Originally posted by galveston75
So according to your explination and all this that Jesus did while he was dead, he actually wasn't dead then according to your statement here. Right or wrong?
Was he conscience while going to these places? If he was why didn't he tell anyone anything about going there?
And why doesn't the Bible mention him doing anything while he was there?
So according to your explination and all this that Jesus did while he was dead, he actually wasn't dead then according to your statement here. Right or wrong?
It is obviously wrong to say that Jesus was not dead for three days. If you do not like that the New Testament says that Christ was raised from the DEAD in three days following His crucifixion, that is simply your unbelief in what is written.
Is it my interpretation that Christ was dead ?
"For I delivered to you, first of all, that which also I received, that Christ died for our sins according to the Scritures; And that He was buried, and that He has been raised on the third day according to the Scriptures ..." (1 Cor. 15:3,4)
Christ died -
(Rom. 5:8; 2 Cor. 5:14,15) and He was raised from the dead on the third day
( Matt. 28:6-7; Mark 16:6,9; Luke 24:6,7; John 20:9; See also Hosea 6:2; Matt. 12:40; 16:21; Luke 24:21; John 2:19; Acts 10:40)
There is no need to ask me if Christ was dead for three days after His crucifixion.
Now, concerning things DONE by Christ while He was DEAD - I would say first that it seems not to be a cardinal tenet of my faith that I have to believe about things DONE while Christ was dead.
I see the command to believe that God raised Him from the dead as a requirement of salvation -
"That if you confess with your mouth Jesus as Lord and believve in your heart that God has raised Him from the dead, you will be saved..." (Romans 10:9)
The New Testament says I must believe that Christ was raised from the dead. It does not make a requirement that I believe that Christ DID this or DID that or DID the other while He was dead. So there is no reason for me to FIGHT over that as a vital belief for salvation.
Having said that, and hoping you understand, that we are not called to make things DONE by Christ while He was dead a dividing line separating believers from non-believers, I accept that He DID some things in Hades.
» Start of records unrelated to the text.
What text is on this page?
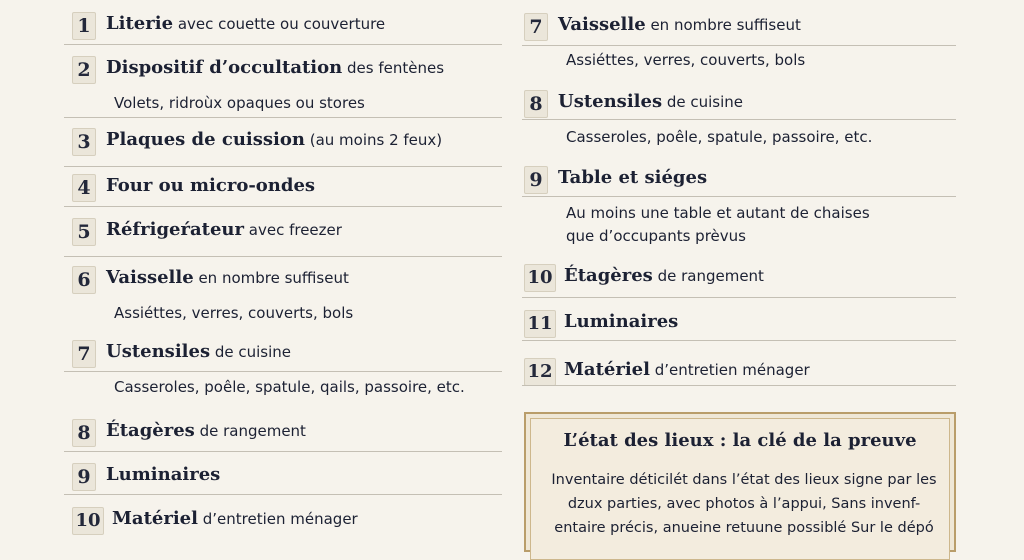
1 Literie avec couette ou couverture
2 Dispositif d’occultation des fentènes
Volets, ridroùx opaques ou stores
3 Plaques de cuission (au moins 2 feux)
4 Four ou micro-ondes
5 Réfrigeŕateur avec freezer
6 Vaisselle en nombre suffiseut
Assiéttes, verres, couverts, bols
7 Ustensiles de cuisine
Casseroles, poêle, spatule, qails, passoire, etc.
8 Étagères de rangement
9 Luminaires
10 Matériel d’entretien ménager
7 Vaisselle en nombre suffiseut
Assiéttes, verres, couverts, bols
8 Ustensiles de cuisine
Casseroles, poêle, spatule, passoire, etc.
9 Table et siéges
Au moins une table et autant de chaises
que d’occupants prèvus
10 Étagères de rangement
11 Luminaires
12 Matériel d’entretien ménager
L’état des lieux : la clé de la preuve

Inventaire déticilét dans l’état des lieux signe par les
dzux parties, avec photos à l’appui, Sans invenf-
entaire précis, anueine retuune possiblé Sur le dépó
First it should be clear that for Christ to tell the believing thief that on the very day of their death they would be together in
Paradise should mean that neither men was totally non-existent.
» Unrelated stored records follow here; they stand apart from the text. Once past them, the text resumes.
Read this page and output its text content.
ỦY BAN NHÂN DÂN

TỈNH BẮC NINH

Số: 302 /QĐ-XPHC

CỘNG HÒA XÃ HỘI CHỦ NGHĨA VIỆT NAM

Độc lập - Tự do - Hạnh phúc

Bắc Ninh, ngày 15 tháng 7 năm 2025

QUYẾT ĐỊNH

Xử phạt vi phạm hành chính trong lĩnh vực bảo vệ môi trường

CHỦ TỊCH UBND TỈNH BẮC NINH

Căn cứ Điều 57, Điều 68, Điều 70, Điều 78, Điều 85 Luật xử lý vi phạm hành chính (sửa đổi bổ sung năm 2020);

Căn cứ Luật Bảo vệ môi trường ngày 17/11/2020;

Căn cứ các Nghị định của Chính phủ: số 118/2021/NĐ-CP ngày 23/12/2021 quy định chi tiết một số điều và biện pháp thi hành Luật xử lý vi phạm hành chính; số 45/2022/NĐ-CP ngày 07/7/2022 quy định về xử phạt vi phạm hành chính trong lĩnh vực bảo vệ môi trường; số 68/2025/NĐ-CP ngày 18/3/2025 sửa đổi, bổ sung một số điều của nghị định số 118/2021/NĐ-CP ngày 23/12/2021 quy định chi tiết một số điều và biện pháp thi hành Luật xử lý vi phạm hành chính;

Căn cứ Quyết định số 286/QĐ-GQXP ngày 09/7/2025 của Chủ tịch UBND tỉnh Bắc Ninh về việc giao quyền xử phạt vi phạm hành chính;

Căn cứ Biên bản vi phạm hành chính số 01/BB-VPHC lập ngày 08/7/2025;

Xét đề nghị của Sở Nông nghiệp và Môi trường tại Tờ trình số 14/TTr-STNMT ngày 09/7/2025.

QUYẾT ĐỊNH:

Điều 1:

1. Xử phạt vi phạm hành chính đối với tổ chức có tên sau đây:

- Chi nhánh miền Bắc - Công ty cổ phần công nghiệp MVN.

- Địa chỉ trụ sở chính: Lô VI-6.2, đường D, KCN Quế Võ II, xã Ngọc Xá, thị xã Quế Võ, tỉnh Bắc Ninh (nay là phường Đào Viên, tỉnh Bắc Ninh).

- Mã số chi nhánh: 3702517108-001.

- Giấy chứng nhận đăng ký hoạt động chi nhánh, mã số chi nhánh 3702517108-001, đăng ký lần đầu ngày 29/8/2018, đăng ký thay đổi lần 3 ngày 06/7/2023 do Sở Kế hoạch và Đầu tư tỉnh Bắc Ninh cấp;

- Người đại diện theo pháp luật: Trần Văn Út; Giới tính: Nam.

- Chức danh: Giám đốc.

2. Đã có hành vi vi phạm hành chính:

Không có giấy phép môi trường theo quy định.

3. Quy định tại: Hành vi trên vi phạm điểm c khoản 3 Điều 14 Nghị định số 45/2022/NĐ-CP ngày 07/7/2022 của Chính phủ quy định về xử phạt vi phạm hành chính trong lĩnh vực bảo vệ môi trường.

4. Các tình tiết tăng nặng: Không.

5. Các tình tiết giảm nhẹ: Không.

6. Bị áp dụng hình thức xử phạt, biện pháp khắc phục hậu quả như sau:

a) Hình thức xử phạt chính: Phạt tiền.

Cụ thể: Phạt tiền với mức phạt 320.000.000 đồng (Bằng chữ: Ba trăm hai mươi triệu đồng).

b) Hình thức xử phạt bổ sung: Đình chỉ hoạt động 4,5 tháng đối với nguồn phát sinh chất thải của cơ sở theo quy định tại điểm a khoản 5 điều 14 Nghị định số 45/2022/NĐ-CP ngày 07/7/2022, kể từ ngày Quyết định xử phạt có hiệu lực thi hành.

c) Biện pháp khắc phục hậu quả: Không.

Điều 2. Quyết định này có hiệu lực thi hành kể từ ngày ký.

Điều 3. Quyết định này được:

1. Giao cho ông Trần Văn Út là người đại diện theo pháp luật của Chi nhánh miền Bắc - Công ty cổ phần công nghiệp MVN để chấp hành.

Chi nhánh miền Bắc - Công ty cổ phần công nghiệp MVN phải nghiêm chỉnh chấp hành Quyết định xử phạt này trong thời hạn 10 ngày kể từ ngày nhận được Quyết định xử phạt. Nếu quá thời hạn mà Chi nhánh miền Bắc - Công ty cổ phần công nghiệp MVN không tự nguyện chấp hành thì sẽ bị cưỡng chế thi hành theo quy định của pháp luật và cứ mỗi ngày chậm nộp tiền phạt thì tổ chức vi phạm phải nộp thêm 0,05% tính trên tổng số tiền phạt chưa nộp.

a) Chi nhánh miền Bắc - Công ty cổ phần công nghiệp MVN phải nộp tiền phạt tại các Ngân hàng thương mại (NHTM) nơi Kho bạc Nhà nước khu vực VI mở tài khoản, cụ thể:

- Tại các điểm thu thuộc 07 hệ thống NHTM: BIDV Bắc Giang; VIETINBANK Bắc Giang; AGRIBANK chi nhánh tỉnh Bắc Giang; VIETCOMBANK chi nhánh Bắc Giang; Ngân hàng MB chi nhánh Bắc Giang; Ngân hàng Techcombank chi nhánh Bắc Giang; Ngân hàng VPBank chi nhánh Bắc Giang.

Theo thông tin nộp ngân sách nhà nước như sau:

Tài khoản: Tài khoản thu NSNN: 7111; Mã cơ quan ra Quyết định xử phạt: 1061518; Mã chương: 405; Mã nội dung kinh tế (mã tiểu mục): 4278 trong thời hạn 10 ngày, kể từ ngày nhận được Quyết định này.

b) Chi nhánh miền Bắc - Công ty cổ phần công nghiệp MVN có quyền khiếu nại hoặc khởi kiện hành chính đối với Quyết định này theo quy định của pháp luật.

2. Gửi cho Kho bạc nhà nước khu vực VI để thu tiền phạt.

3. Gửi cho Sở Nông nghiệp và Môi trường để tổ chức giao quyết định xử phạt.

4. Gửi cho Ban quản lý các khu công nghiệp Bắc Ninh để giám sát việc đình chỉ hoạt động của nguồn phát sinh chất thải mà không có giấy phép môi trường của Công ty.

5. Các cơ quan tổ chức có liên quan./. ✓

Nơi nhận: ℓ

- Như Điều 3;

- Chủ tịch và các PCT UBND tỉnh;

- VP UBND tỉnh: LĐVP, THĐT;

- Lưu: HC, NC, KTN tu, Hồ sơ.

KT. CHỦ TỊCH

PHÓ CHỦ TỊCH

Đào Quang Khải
Unless you believe that non-existence is Paradise, for three days the DEAD Jesus and the DEAD believing thief were not totally non-existent.
So if
Paradise is a place to which Jesus and the believing thief went upon death, it is not a great leap to assume their immaterial part - the soul and spirit could be doing something.
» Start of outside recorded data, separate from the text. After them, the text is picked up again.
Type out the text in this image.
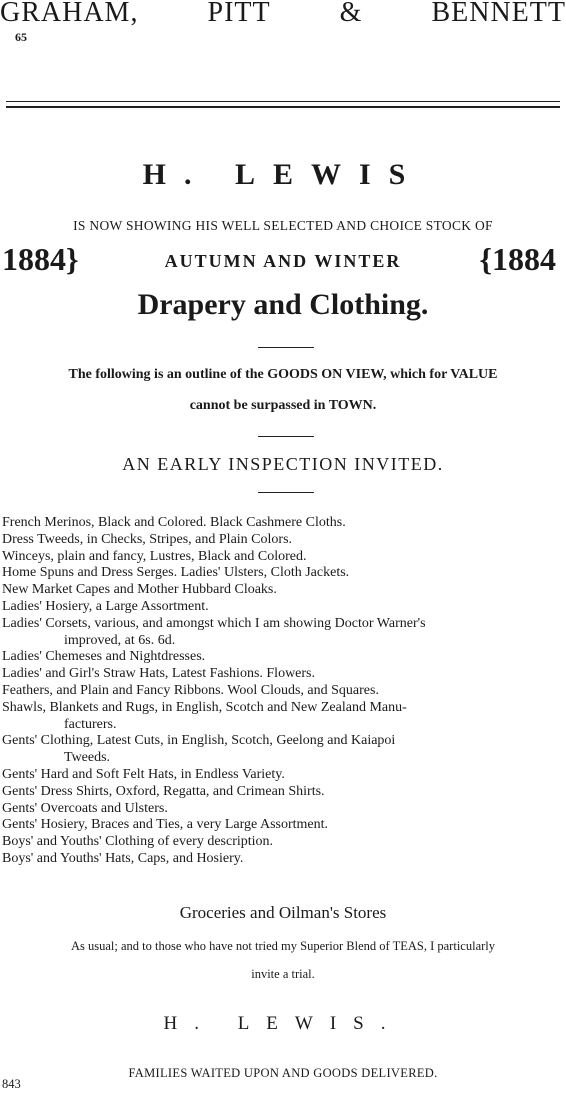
GRAHAM, PITT & BENNETT
65
H. LEWIS
IS NOW SHOWING HIS WELL SELECTED AND CHOICE STOCK OF
1884}	AUTUMN AND WINTER	{1884
Drapery and Clothing.
The following is an outline of the GOODS ON VIEW, which for VALUE
cannot be surpassed in TOWN.
AN EARLY INSPECTION INVITED.
French Merinos, Black and Colored. Black Cashmere Cloths.
Dress Tweeds, in Checks, Stripes, and Plain Colors.
Winceys, plain and fancy, Lustres, Black and Colored.
Home Spuns and Dress Serges. Ladies' Ulsters, Cloth Jackets.
New Market Capes and Mother Hubbard Cloaks.
Ladies' Hosiery, a Large Assortment.
Ladies' Corsets, various, and amongst which I am showing Doctor Warner's
improved, at 6s. 6d.
Ladies' Chemeses and Nightdresses.
Ladies' and Girl's Straw Hats, Latest Fashions. Flowers.
Feathers, and Plain and Fancy Ribbons. Wool Clouds, and Squares.
Shawls, Blankets and Rugs, in English, Scotch and New Zealand Manu-
facturers.
Gents' Clothing, Latest Cuts, in English, Scotch, Geelong and Kaiapoi
Tweeds.
Gents' Hard and Soft Felt Hats, in Endless Variety.
Gents' Dress Shirts, Oxford, Regatta, and Crimean Shirts.
Gents' Overcoats and Ulsters.
Gents' Hosiery, Braces and Ties, a very Large Assortment.
Boys' and Youths' Clothing of every description.
Boys' and Youths' Hats, Caps, and Hosiery.
Groceries and Oilman's Stores
As usual; and to those who have not tried my Superior Blend of TEAS, I particularly
invite a trial.
H. LEWIS.
843
FAMILIES WAITED UPON AND GOODS DELIVERED.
Indeed, Peter says that Christ did some proclaiming to the spirits in prison. I don't mean imprisoned in Paradise, but imprisoned in some region of Hades.
" ... being put to death in the flesh, but on the other [hand] made alive in the Spirit; in which also He went and proclaimed to the spirits in prison." (1 Pet. 3:18)
Christ did some proclaiming in Hades in His immaterial part of His being - the soul and spirit. Being made alive in Spirit here must mean that He was strengthened in that immaterial part of His being to do other than the typical weakness with which departed souls find themselves.
"But you will be brought down to Sheol, to the uttermost parts of the pit. Those who see you will gaze at you ..." (Isaiah 14:15,16)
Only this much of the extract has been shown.